Когда Агафонкин уговорил меня пойти с ним, когда я ему поверил, мне казалось, я попаду в сказочный замок, в Страну чудес: огнедышащие драконы, говорящие деревья, заколдованные принцессы. Вместо этого – просторная старая московская квартира без евроремонта. Все чисто, подновлено, но по-домашнему: видно, что полы циклевали сами, что обои поклеены неровно и кое-где пузырятся от того, что плохо разгладили по стене и попал воздух. Кран в кухне тек, капли шлепали в потрескавшуюся эмалированную раковину, но не равномерно – через равные промежутки времени, как положено каплям, а рвано, хаотично, спонтанно. Пожалуй, это было самым необыкновенным в Квартире.
Хотя заколдованная принцесса тоже случилась.

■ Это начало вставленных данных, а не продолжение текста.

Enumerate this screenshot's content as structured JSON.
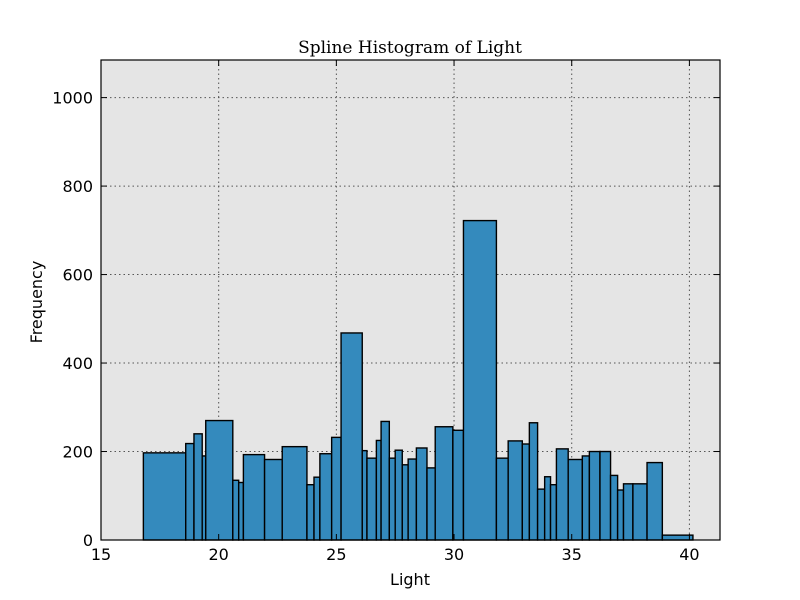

Потом.
Мы с Бортэ живем хорошо – повезло. Как бы я жил с настоящей Бортэ? Кто знает. Я и видел-то ее полчаса. Джелме удавил ее арапником в знак уважения к беременности: смерть без крови. Оставшимся в живых после боя меркитам я предложил присоединиться к моему отряду. Согласились трое – хромой Чилед, высокий Тохтоа и меткий лучник Чильгир. Остальных мои нукеры выстроили в ряд и проскакали вдоль линии безымянных спин, соревнуясь, кто срубит голову с первого удара. Игра в кегли.
Новая история?
Агафонкин пришел в Дом ветеранов сцены морозной февральской ночью – не в свое дежурство. Мы дежурили в разные смены – сутки он, сутки я, сутки Валентина Петровна. Потом опять он. У меня выходило больше денег, потому что я также оформился уборщиком на полставки – делил с Валентиной. Получалось почти семнадцать тысяч: двенадцать как санитару и четыре пятьсот за уборку. То есть оклад санитара был шесть тысяч, но директор Дома Хазович доплачивал сто процентов за “напряжение” – работа с лежачими. Хотя лежачих было не так много.